Mori-Zwanzig projection operator formalism: Generalized Langevin equation dynamics of a classical system perturbed by an external generalized potential and far from equilibrium
- PMID: 40247587
- DOI: 10.1103/PhysRevE.111.034130
Mori-Zwanzig projection operator formalism: Generalized Langevin equation dynamics of a classical system perturbed by an external generalized potential and far from equilibrium
Abstract
A new derivation of the generalized Langevin equation (GLE) of motion is presented that exactly describes the reduced dynamics of a particle system acted upon by a time-dependent force field with a generalized (velocity-dependent) potential of general form and arbitrarily far from equilibrium.
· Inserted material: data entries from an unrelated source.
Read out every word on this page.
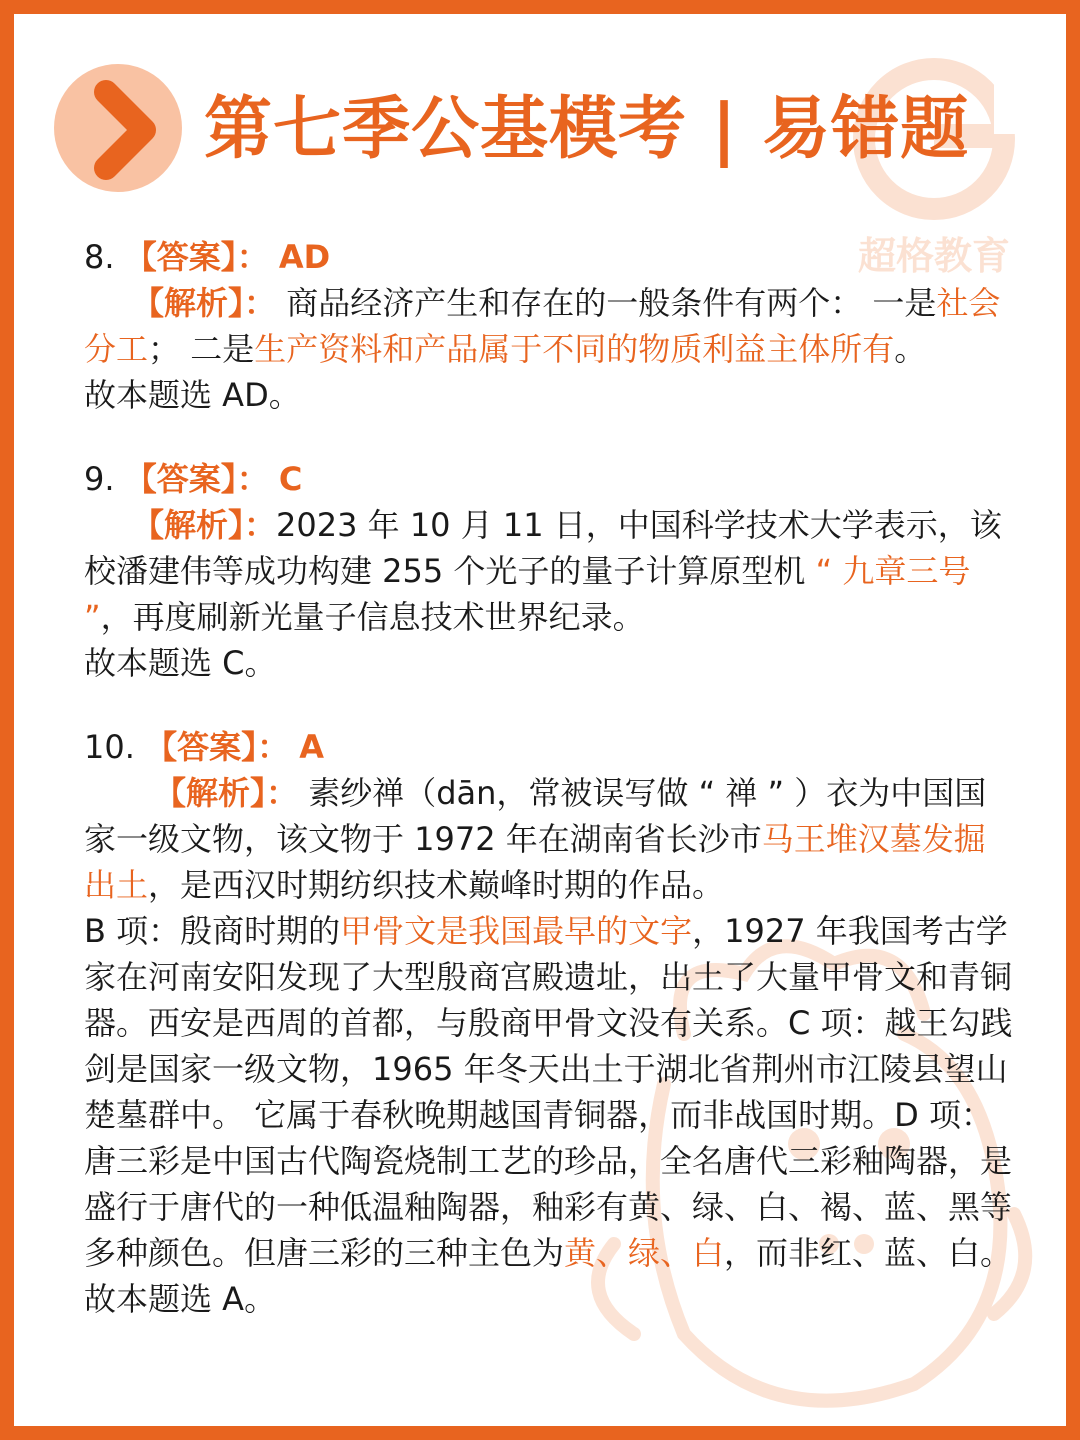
超格教育
第七季公基模考 | 易错题
8. 【答案】： AD
【解析】： 商品经济产生和存在的一般条件有两个： 一是社会分工； 二是生产资料和产品属于不同的物质利益主体所有。
故本题选 AD。
9. 【答案】： C
【解析】：2023 年 10 月 11 日，中国科学技术大学表示，该校潘建伟等成功构建 255 个光子的量子计算原型机 “ 九章三号 ”，再度刷新光量子信息技术世界纪录。
故本题选 C。
10. 【答案】： A
【解析】： 素纱禅（dān，常被误写做 “ 禅 ” ）衣为中国国家一级文物，该文物于 1972 年在湖南省长沙市马王堆汉墓发掘出土，是西汉时期纺织技术巅峰时期的作品。
B 项：殷商时期的甲骨文是我国最早的文字，1927 年我国考古学家在河南安阳发现了大型殷商宫殿遗址，出土了大量甲骨文和青铜器。西安是西周的首都，与殷商甲骨文没有关系。C 项：越王勾践剑是国家一级文物，1965 年冬天出土于湖北省荆州市江陵县望山楚墓群中。 它属于春秋晚期越国青铜器，而非战国时期。D 项：唐三彩是中国古代陶瓷烧制工艺的珍品，全名唐代三彩釉陶器，是盛行于唐代的一种低温釉陶器，釉彩有黄、绿、白、褐、蓝、黑等多种颜色。但唐三彩的三种主色为黄、绿、白，而非红、蓝、白。
故本题选 A。
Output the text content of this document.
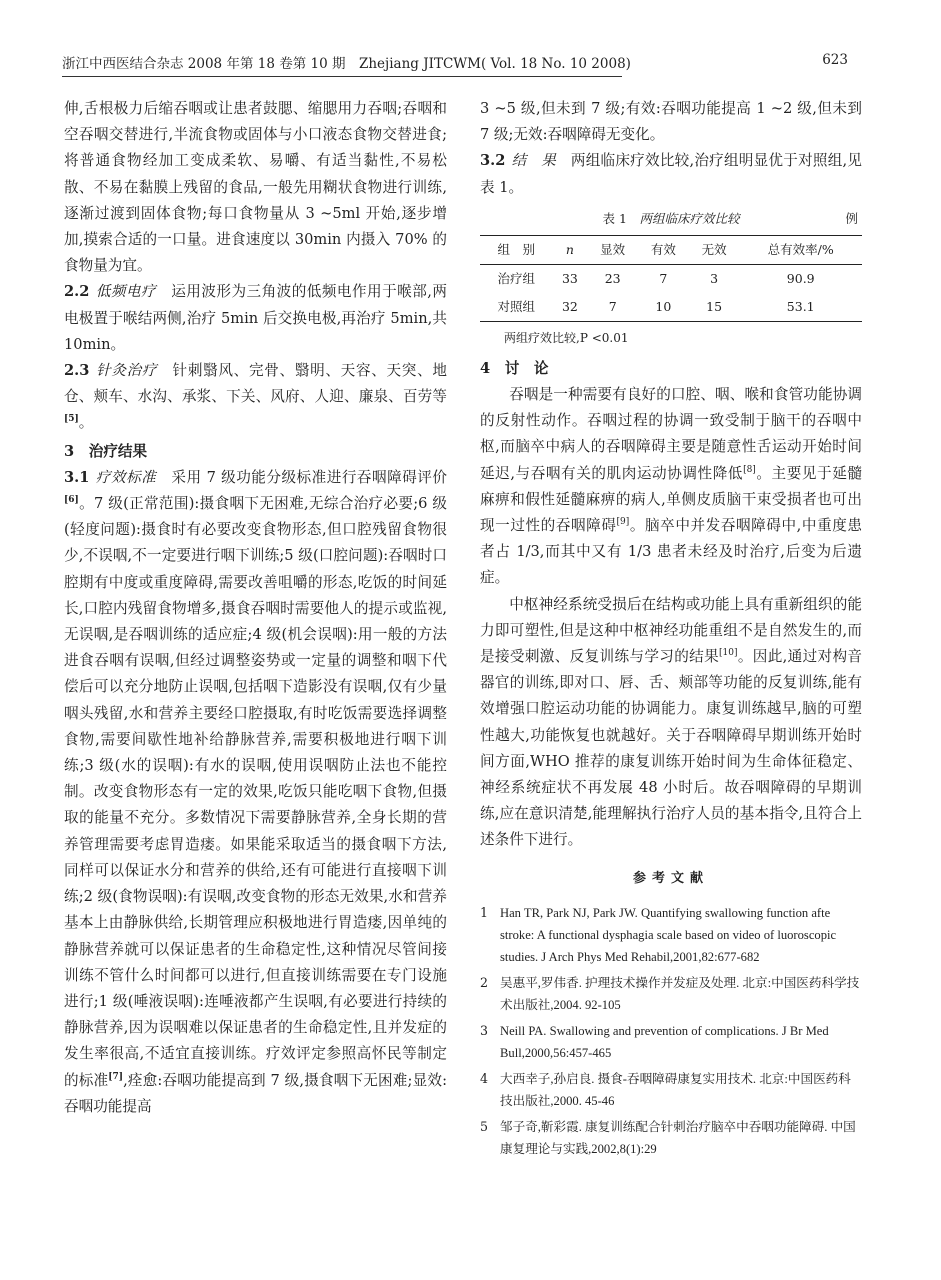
浙江中西医结合杂志 2008 年第 18 卷第 10 期　Zhejiang JITCWM( Vol. 18 No. 10 2008)	623

伸,舌根极力后缩吞咽或让患者鼓腮、缩腮用力吞咽;吞咽和空吞咽交替进行,半流食物或固体与小口液态食物交替进食;将普通食物经加工变成柔软、易嚼、有适当黏性,不易松散、不易在黏膜上残留的食品,一般先用糊状食物进行训练,逐渐过渡到固体食物;每口食物量从 3 ~5ml 开始,逐步增加,摸索合适的一口量。进食速度以 30min 内摄入 70% 的食物量为宜。

2.2 低频电疗　 运用波形为三角波的低频电作用于喉部,两电极置于喉结两侧,治疗 5min 后交换电极,再治疗 5min,共 10min。

2.3 针灸治疗　 针刺翳风、完骨、翳明、天容、天突、地仓、颊车、水沟、承浆、下关、风府、人迎、廉泉、百劳等[5]。

3　治疗结果

3.1 疗效标准　 采用 7 级功能分级标准进行吞咽障碍评价[6]。7 级(正常范围):摄食咽下无困难,无综合治疗必要;6 级(轻度问题):摄食时有必要改变食物形态,但口腔残留食物很少,不误咽,不一定要进行咽下训练;5 级(口腔问题):吞咽时口腔期有中度或重度障碍,需要改善咀嚼的形态,吃饭的时间延长,口腔内残留食物增多,摄食吞咽时需要他人的提示或监视,无误咽,是吞咽训练的适应症;4 级(机会误咽):用一般的方法进食吞咽有误咽,但经过调整姿势或一定量的调整和咽下代偿后可以充分地防止误咽,包括咽下造影没有误咽,仅有少量咽头残留,水和营养主要经口腔摄取,有时吃饭需要选择调整食物,需要间歇性地补给静脉营养,需要积极地进行咽下训练;3 级(水的误咽):有水的误咽,使用误咽防止法也不能控制。改变食物形态有一定的效果,吃饭只能吃咽下食物,但摄取的能量不充分。多数情况下需要静脉营养,全身长期的营养管理需要考虑胃造瘘。如果能采取适当的摄食咽下方法,同样可以保证水分和营养的供给,还有可能进行直接咽下训练;2 级(食物误咽):有误咽,改变食物的形态无效果,水和营养基本上由静脉供给,长期管理应积极地进行胃造瘘,因单纯的静脉营养就可以保证患者的生命稳定性,这种情况尽管间接训练不管什么时间都可以进行,但直接训练需要在专门设施进行;1 级(唾液误咽):连唾液都产生误咽,有必要进行持续的静脉营养,因为误咽难以保证患者的生命稳定性,且并发症的发生率很高,不适宜直接训练。疗效评定参照高怀民等制定的标准[7],痊愈:吞咽功能提高到 7 级,摄食咽下无困难;显效:吞咽功能提高

3 ~5 级,但未到 7 级;有效:吞咽功能提高 1 ~2 级,但未到 7 级;无效:吞咽障碍无变化。

3.2 结　果　 两组临床疗效比较,治疗组明显优于对照组,见表 1。

表 1　 两组临床疗效比较	例
组　别	n	显效	有效	无效	总有效率/%
治疗组	33	23	7	3	90.9
对照组	32	7	10	15	53.1
两组疗效比较,P <0.01

4　讨　论

吞咽是一种需要有良好的口腔、咽、喉和食管功能协调的反射性动作。吞咽过程的协调一致受制于脑干的吞咽中枢,而脑卒中病人的吞咽障碍主要是随意性舌运动开始时间延迟,与吞咽有关的肌肉运动协调性降低[8]。主要见于延髓麻痹和假性延髓麻痹的病人,单侧皮质脑干束受损者也可出现一过性的吞咽障碍[9]。脑卒中并发吞咽障碍中,中重度患者占 1/3,而其中又有 1/3 患者未经及时治疗,后变为后遗症。

中枢神经系统受损后在结构或功能上具有重新组织的能力即可塑性,但是这种中枢神经功能重组不是自然发生的,而是接受刺激、反复训练与学习的结果[10]。因此,通过对构音器官的训练,即对口、唇、舌、颊部等功能的反复训练,能有效增强口腔运动功能的协调能力。康复训练越早,脑的可塑性越大,功能恢复也就越好。关于吞咽障碍早期训练开始时间方面,WHO 推荐的康复训练开始时间为生命体征稳定、神经系统症状不再发展 48 小时后。故吞咽障碍的早期训练,应在意识清楚,能理解执行治疗人员的基本指令,且符合上述条件下进行。

参考文献
1 Han TR, Park NJ, Park JW. Quantifying swallowing function afte stroke: A functional dysphagia scale based on video of luoroscopic studies. J Arch Phys Med Rehabil,2001,82:677-682
2 吴惠平,罗伟香. 护理技术操作并发症及处理. 北京:中国医药科学技术出版社,2004. 92-105
3 Neill PA. Swallowing and prevention of complications. J Br Med Bull,2000,56:457-465
4 大西幸子,孙启良. 摄食-吞咽障碍康复实用技术. 北京:中国医药科技出版社,2000. 45-46
5 邹子奇,靳彩霞. 康复训练配合针刺治疗脑卒中吞咽功能障碍. 中国康复理论与实践,2002,8(1):29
The derivation is carried out using the Mori-Zwanzig formalism with the stationary Zwanzig projection operator, which is defined on the initial phase variables to exactly project the microscopic Hamiltonian equations of motion. The first major difference with the GLE for the systems perturbed by velocity-independent potentials is the presence of several types of memory functions that rely on the various correlations of projected (fluctuating) forces and velocities. The second difference is a nontrivial GLE dynamics for the coarse-grained positional coordinates, which arises due to the differences in the canonical and kinetic momenta. Similarities include: The projected force remains a two-time-scale process with scales due to the interparticle interactions and the time-dependence of the external forces; the memory functions and the projected forces are related via the explicit time-dependent fluctuation-dissipation relation of the second kind; and the dissipative memory terms are linear functionals of the gradients of the Boltzmann entropy of the irrelevant subsystem that agree with Onsager's phenomenological equations. The theory is applied to a particle-based coarse-graining (via clustering of the microscopic particles). The theoretical presentation is illustrated with an example of a system of charged particles coupled to an electromagnetic field. The GLEs and workflow presented here can be readily used as a starting point to rigorously formulate microscopically informed multiscale treatments (e.g., using dissipative particle dynamics) for a variety of phenomena in particle systems perturbed by velocity-dependent fields, such as the external Lorentz, centrifugal, or Coriolis forces and in nonequilibrium.